Elle devait avoir mon âge, à quelques années près. Un visage qui semblait avoir attendu les cheveux blancs
pour réussir ce que la jeunesse et l’agrément des traits n’avaient fait qu’esquisser comme une promesse.
Elle paraissait essoufflée, comme si elle avait couru et craint d’arriver trop tard. Je ne crois pas aux pressentiments,
mais il y a longtemps que j’ai perdu foi en mes incroyances. Les « je n’y crois plus » sont encore
des certitudes et il n’y a rien de plus trompeur.
J’essayai de ramasser ce qui restait de vivres à mes pieds et faillis tomber. Je devais être assez clownesque.
– Laissez...
– Je suis désolé, désolé… Excusez-moi…
Elle riait. Les rides se creusaient autour des yeux, et les années se posaient, venaient reprendre leur place.

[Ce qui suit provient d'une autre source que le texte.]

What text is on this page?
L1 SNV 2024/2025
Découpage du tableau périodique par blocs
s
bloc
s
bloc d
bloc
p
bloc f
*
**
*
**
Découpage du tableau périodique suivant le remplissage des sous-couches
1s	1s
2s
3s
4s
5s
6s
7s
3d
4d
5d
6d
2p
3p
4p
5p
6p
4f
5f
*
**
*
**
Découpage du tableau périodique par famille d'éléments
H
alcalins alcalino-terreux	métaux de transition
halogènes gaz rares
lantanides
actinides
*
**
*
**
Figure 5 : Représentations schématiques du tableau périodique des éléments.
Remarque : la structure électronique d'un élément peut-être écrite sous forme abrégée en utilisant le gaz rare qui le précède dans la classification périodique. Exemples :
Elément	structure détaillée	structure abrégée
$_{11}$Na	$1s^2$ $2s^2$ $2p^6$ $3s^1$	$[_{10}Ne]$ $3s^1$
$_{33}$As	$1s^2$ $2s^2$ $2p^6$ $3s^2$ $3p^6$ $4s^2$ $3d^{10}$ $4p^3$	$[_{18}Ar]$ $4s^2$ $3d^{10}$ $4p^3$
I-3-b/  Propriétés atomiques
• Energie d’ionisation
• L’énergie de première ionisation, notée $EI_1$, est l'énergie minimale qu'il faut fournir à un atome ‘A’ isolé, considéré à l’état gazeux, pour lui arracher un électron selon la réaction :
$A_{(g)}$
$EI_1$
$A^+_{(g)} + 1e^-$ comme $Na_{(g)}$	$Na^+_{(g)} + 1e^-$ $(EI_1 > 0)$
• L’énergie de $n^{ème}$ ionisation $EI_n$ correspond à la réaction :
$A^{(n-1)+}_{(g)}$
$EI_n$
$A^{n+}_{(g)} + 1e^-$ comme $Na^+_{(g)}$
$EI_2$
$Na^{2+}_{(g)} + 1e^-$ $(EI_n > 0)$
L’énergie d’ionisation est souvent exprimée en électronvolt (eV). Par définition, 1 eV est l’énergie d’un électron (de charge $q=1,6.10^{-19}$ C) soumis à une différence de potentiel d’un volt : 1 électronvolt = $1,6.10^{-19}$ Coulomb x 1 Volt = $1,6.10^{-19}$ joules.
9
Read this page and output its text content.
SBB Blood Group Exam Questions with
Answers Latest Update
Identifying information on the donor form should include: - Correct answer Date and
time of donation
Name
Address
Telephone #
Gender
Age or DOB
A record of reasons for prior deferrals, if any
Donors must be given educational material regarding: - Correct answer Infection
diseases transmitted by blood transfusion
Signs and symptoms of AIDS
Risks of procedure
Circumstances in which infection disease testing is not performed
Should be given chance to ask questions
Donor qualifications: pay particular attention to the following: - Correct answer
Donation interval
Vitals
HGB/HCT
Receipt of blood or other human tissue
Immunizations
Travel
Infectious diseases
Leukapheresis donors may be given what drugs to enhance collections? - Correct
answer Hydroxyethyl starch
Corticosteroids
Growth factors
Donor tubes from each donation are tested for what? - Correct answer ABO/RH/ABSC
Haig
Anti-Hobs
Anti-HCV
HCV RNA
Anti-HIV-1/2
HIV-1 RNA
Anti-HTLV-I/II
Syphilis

– Ce n’est vraiment pas grand-chose, comme casse. Il y a tellement mieux…
Déjà, elle se détournait et je craignis le pire : se manquer par «comme il faut», respect des convenances et
bon usage du monde.
Ce fut le chauffeur du taxi qui nous sauva.




Où j'en suis dans mon devoir

J'ai chercher sur internet et sur ce site avec tout les mot clé possibles et rien trouvé.
Pour le moment je n'ai écris que :
'Nous allons voir les différentes visions du couple pour chacun de ces textes ; d’après le point de vue des narrateurs et les procédés littéraires employés, nous expliquerons comment cette représentation du couple dans la société évolue d’un texte à l’autre. Enfin nous les comparerons.'
Je ne trouve pas vraiment de début pour la question, bref je suis paumée.